Nel 1940, la maggior parte degli scienziati (inclusi Einstein e Fermi) riteneva che una bomba atomica fosse possibile, ma che avrebbe richiesto tonnellate di uranio e anni di lavoro, rendendola impraticabile per la Seconda Guerra Mondiale in corso.

Il Rapporto MAUD, redatto nel luglio 1941 dall’omonimo comitato britannico, cambiò tutto. Basandosi sul lavoro teorico di Otto Frisch e Rudolf Peierls (due rifugiati tedeschi nel Regno Unito), il rapporto affermava con certezza matematica che bastava una piccola quantità (circa 10-12 kg) di uranio-235 puro per causare un’esplosione devastante. La separazione degli isotopi dell’uranio era tecnicamente realizzabile su scala industriale. L’arma avrebbe potuto essere pronta in circa due anni.

Il Rapporto MAUD agì come un formidabile “filtro” decisionale. Prima di esso, il progetto nucleare era perso in una nebbia di dubbi. Dopo il rapporto, la realtà venne filtrata attraverso la logica dell’urgenza. Fu proprio la condivisione del Rapporto MAUD con gli Stati Uniti a convincere il governo americano a investire miliardi di dollari. Senza questo documento britannico, gli USA avrebbero probabilmente continuato a studiare l’atomo con lentezza accademica. Il rapporto non era solo un documento tecnico; era un’analisi del rischio. Gli scienziati avvertirono che anche la Germania nazista stava lavorando alla stessa scoperta. Il “filtro” era dunque la necessità di prevenire una catastrofe globale arrivando primi.

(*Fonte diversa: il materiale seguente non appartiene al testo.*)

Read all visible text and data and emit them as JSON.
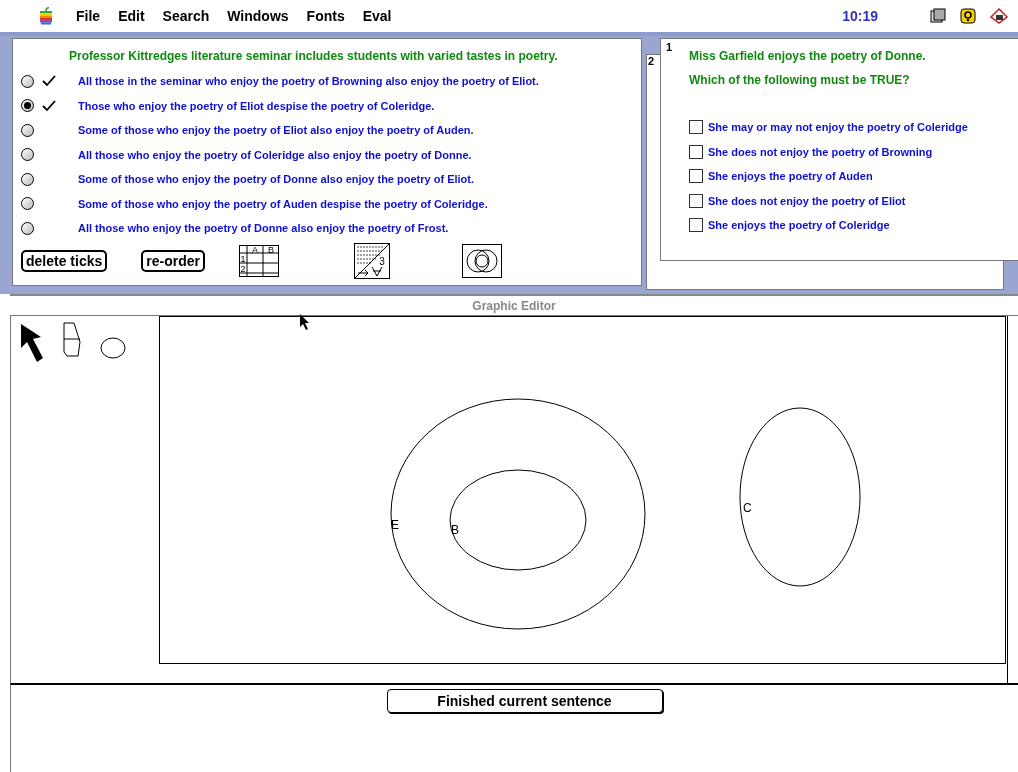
{
  "menu_bar": {
    "items": [
      "File",
      "Edit",
      "Search",
      "Windows",
      "Fonts",
      "Eval"
    ],
    "clock": "10:19"
  },
  "premises_panel": {
    "heading": "Professor Kittredges literature seminar includes students with varied tastes in poetry.",
    "sentences": [
      {
        "text": "All those in the seminar who enjoy the poetry of Browning also enjoy the poetry of Eliot.",
        "selected": false,
        "ticked": true
      },
      {
        "text": "Those who enjoy the poetry of Eliot despise the poetry of Coleridge.",
        "selected": true,
        "ticked": true
      },
      {
        "text": "Some of those who enjoy the poetry of Eliot also enjoy the poetry of Auden.",
        "selected": false,
        "ticked": false
      },
      {
        "text": "All those who enjoy the poetry of Coleridge also enjoy the poetry of Donne.",
        "selected": false,
        "ticked": false
      },
      {
        "text": "Some of those who enjoy the poetry of Donne also enjoy the poetry of Eliot.",
        "selected": false,
        "ticked": false
      },
      {
        "text": "Some of those who enjoy the poetry of Auden despise the poetry of Coleridge.",
        "selected": false,
        "ticked": false
      },
      {
        "text": "All those who enjoy the poetry of Donne also enjoy the poetry of Frost.",
        "selected": false,
        "ticked": false
      }
    ],
    "buttons": [
      "delete ticks",
      "re-order"
    ],
    "grid_icon": {
      "col_labels": [
        "A",
        "B"
      ],
      "row_labels": [
        "1",
        "2"
      ]
    },
    "proof_icon": {
      "digit": "3"
    }
  },
  "question_windows": [
    {
      "number": "2"
    },
    {
      "number": "1",
      "lines": [
        "Miss Garfield enjoys the poetry of Donne.",
        "Which of the following must be TRUE?"
      ],
      "options": [
        {
          "text": "She may or may not enjoy the poetry of Coleridge",
          "checked": false
        },
        {
          "text": "She does not enjoy the poetry of Browning",
          "checked": false
        },
        {
          "text": "She enjoys the poetry of Auden",
          "checked": false
        },
        {
          "text": "She does not enjoy the poetry of Eliot",
          "checked": false
        },
        {
          "text": "She enjoys the poetry of Coleridge",
          "checked": false
        }
      ]
    }
  ],
  "graphic_editor": {
    "title": "Graphic Editor",
    "shapes": [
      {
        "kind": "ellipse",
        "label": "E"
      },
      {
        "kind": "ellipse",
        "label": "B"
      },
      {
        "kind": "ellipse",
        "label": "C"
      }
    ]
  },
  "bottom_panel": {
    "button": "Finished current sentence"
  }
}
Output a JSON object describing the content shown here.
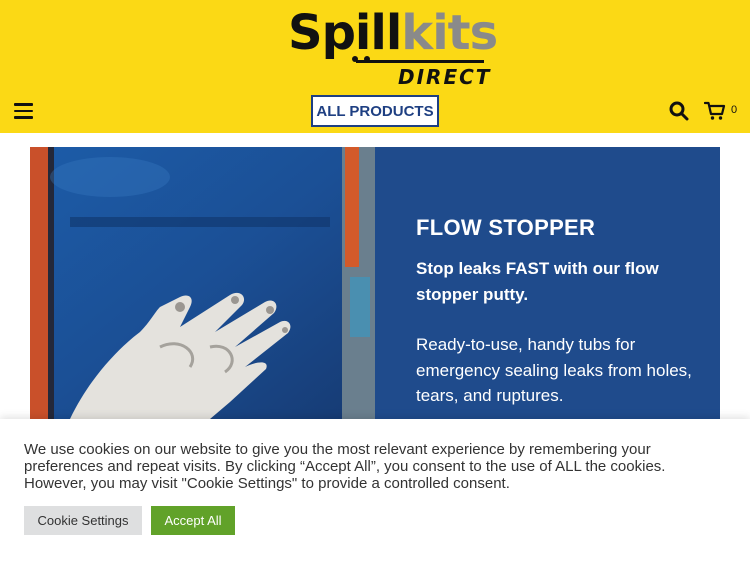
{
  "header": {
    "logo": {
      "part1": "Spi",
      "part2": "ll",
      "part3": "kits",
      "sub": "DIRECT"
    },
    "all_products_label": "ALL PRODUCTS",
    "cart_count": "0",
    "icons": [
      "menu-icon",
      "search-icon",
      "cart-icon"
    ]
  },
  "hero": {
    "title": "FLOW STOPPER",
    "subtitle": "Stop leaks FAST with our flow stopper putty.",
    "body": "Ready-to-use, handy tubs for emergency sealing leaks from holes, tears, and ruptures."
  },
  "cookie_banner": {
    "text": "We use cookies on our website to give you the most relevant experience by remembering your preferences and repeat visits. By clicking “Accept All”, you consent to the use of ALL the cookies. However, you may visit \"Cookie Settings\" to provide a controlled consent.",
    "settings_label": "Cookie Settings",
    "accept_label": "Accept All"
  },
  "colors": {
    "header_bg": "#fbd915",
    "brand_blue": "#1f4b8c",
    "accept_green": "#61a229",
    "settings_grey": "#dedfe0"
  }
}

Applicando le riflessioni di Heidegger o di Von Neumann che abbiamo discusso:

  1. l’apparato tecnico (Gestell): con il Rapporto MAUD, la scienza si trasforma definitivamente in un apparato al servizio della distruzione. Il fisico smette di essere un osservatore della natura e diventa un ingegnere del collasso della materia;
  2. la responsabilità della traccia: il rapporto è la “traccia” indelebile dell’inizio dell’era nucleare. Segna il momento in cui l’umanità acquisisce la capacità tecnica di auto-annientarsi, un tema che ancora oggi domina la nostra gestione del rischio globale;
  3. il paradosso del nome: una curiosità è che il nome “MAUD” nacque da un malinteso. Gli inglesi ricevettero un telegramma da Niels Bohr che menzionava una certa “Maud Ray, Kent”. Pensarono fosse un messaggio in codice sulla fissione (Radium), mentre era semplicemente il nome della governante dei figli di Bohr. Questo dimostra come, nella storia della tecnica, il rumore informativo possa influenzare decisioni storiche.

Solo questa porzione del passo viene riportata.